Features

Branch retinal vein occlusion

Disease

DESCRIPTION, SYMPTOMS, SIGNS, PREVALENCE, SIGNIFICANCE, DIFFERENTIAL DIAGNOSIS

See Branch retinal vein occlusion - Assessment.

MANAGEMENT

Urgent

Initial management relates to any underlying systemic disease or possible glaucoma. Treatment may help to reduce the risk of stroke (cerebrovascular accident) or an additional subsequent ocular vascular occlusion.

Blood tests
Patients need a full blood workup to treat any underlying systemic risk factors such as hypertension, diabetes, carotid stenosis or cardiovascular disease.

Oral medication
Review antihypertensive and other medications, and consider daily aspirin. Discontinuation of oral contraceptives might be considered.

Ocular tests
Risk factors for glaucoma should be evaluated, and intraocular pressure reduced if necessary. Assess for neovascularisation of the disc or elsewhere on the retina. Neovascularisation of the iris, anterior angle or neovascular glaucoma are rarer complications.

Fluorescein angiography may be indicated to assess retinal capillary non-perfusion; the presence of an area of more than five disc diameters is a risk for development of neovascularisation. Usually a fluorescein angiography is indicated 2-3 months after a BRVO, once the haemorrhages have cleared.

Laser treatment
In many patients with BRVO, no laser treatment may be necessary. However, recognised indications are macular oedema or neovascularisation. Grid argon laser treatment for macular oedema is indicated in the presence of:

  • Reduced visual acuity (<20/40)
  • Good macular perfusion, with intact capillaries evident on angiography
  • Resolution of most of the adjacent haemorrhages (Branch retinal vein occlusion study; BRVOS).

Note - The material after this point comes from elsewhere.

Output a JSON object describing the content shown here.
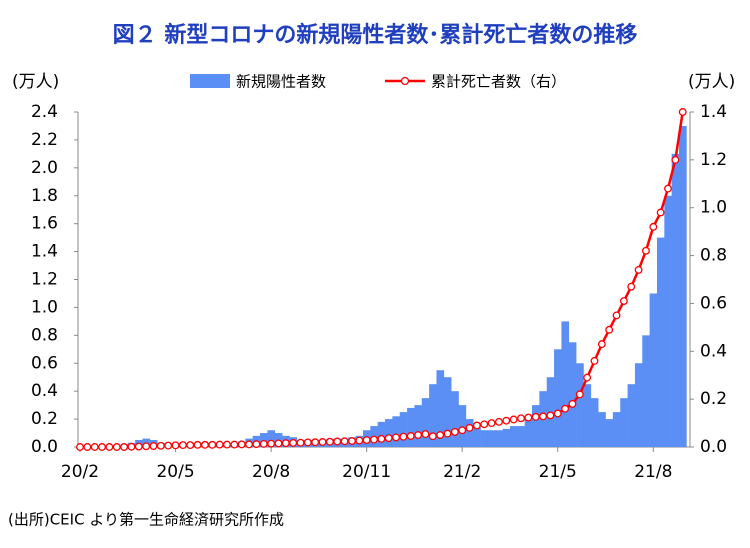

Posterior segment neovascularisation is always a risk in BRVO if significant areas of ischaemic retina are present. If neovascularisation of the disc or retina develops after BRVO, scatter argon laser photocoagulation of the non-perfused sector is usually indicated. Such laser treatment of the affected area reduces the likelihood of complications such as vitreous haemorrhage, fibrosis or retinal traction. Prophylactic argon laser treatment to prevent neovascularisation is not usually conducted.

There is a low risk of anterior segment neovascularisation in BRVO; however, the development of iris neovascularisation may require sectorial or panretinal photocoagulation.

Collateral blood vessels are not photocoagulated because they facilitate improved vascular circulation. They may be differentiated from neovascularisation by means of fluoroscein angiography, as collateral blood vessels are typically not leaky. Photocoagulation of a retinal arterial macroaneurysm may be considered if it is persistently leaky for several months, causing macular oedema, haemorrhage or exudation.

Advice and review
The visual prognosis is usually good, unless the BRVO has caused chronic macular oedema or significant macular capillary loss is present with poor perfusion. There should be follow-up of any underlying medical conditions. Consider regular review at 1-2 month intervals for the first 12 months to monitor visual acuity, and to check for macular oedema or neovascularisation. The patient may be provided with a home Amsler grid to check for subjective macular changes.